As the postal deadline loomed, he found himself making house calls at all hours of the night, occasionally having to simply leave his calling card (a Post-it stuck to the car windscreen of the householder) if it was too late to ring at the door.
The diligent deputy was also spotted preparing a parliamentary question on the tax for Michael Noonan – in the spirit of his late near neighbour, Castleisland hero Con Houlihan, Tom was scrawling out his question on a large sheet of foolscap paper.
No fancy dan technology for Tom.
THERE were many earnest statements during a debate on a Sinn Fein motion on the 15th anniversary of the signing of the Good Friday agreement, and it was all quite peaceful until Fine Gael's John Deasy decided to lob a grenade into the opposition camp.

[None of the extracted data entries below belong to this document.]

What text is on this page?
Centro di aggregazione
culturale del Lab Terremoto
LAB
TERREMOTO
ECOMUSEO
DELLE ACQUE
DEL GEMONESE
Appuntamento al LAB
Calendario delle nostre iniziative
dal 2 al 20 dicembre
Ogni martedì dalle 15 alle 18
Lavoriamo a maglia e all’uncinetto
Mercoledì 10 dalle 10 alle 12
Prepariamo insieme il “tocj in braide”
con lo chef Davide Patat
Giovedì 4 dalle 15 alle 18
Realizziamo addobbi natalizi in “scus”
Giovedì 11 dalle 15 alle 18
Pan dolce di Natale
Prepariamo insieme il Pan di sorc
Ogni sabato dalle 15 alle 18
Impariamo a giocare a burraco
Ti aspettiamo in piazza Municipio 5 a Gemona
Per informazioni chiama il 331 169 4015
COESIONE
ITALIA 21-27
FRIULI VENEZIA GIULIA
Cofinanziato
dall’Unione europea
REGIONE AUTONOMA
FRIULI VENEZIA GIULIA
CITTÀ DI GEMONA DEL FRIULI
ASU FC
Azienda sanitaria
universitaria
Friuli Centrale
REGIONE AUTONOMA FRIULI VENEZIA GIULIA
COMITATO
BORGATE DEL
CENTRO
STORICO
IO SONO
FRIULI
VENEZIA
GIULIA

Sinn Fein, charged the Waterford deputy, speaks out of both sides of its mouth on the topic of taxes.
"In Northern Ireland, the party supports taxes on the household, where people pay at least £500 per annum in rates. Sinn Fein is part and parcel of an administration in the North that will introduce water rates at the start of next year. Its position on water rates in the South is the reverse of its position in the North," he sniped.
"It's difficult to take seriously a politician or political party when such unbelievable contradictions pop up all over the place. Sinn Fein suits itself when it comes to real and substantive engagement and tries to have it both ways at all times."
Sinn Fein deputies were up in arms, and Cork North-Central's Jonathan O'Brien counter-attacked the following day: "Lest Deputy Deasy has forgotten, he is a member of a political party that once claimed to be 'The United Ireland Party', which makes his crass partitionist attitude all the more ironic."
Oh dear. When it comes to old enmities between Fine Gael and Sinn Fein, it's not a case of (taxed) water under the bridge quite yet.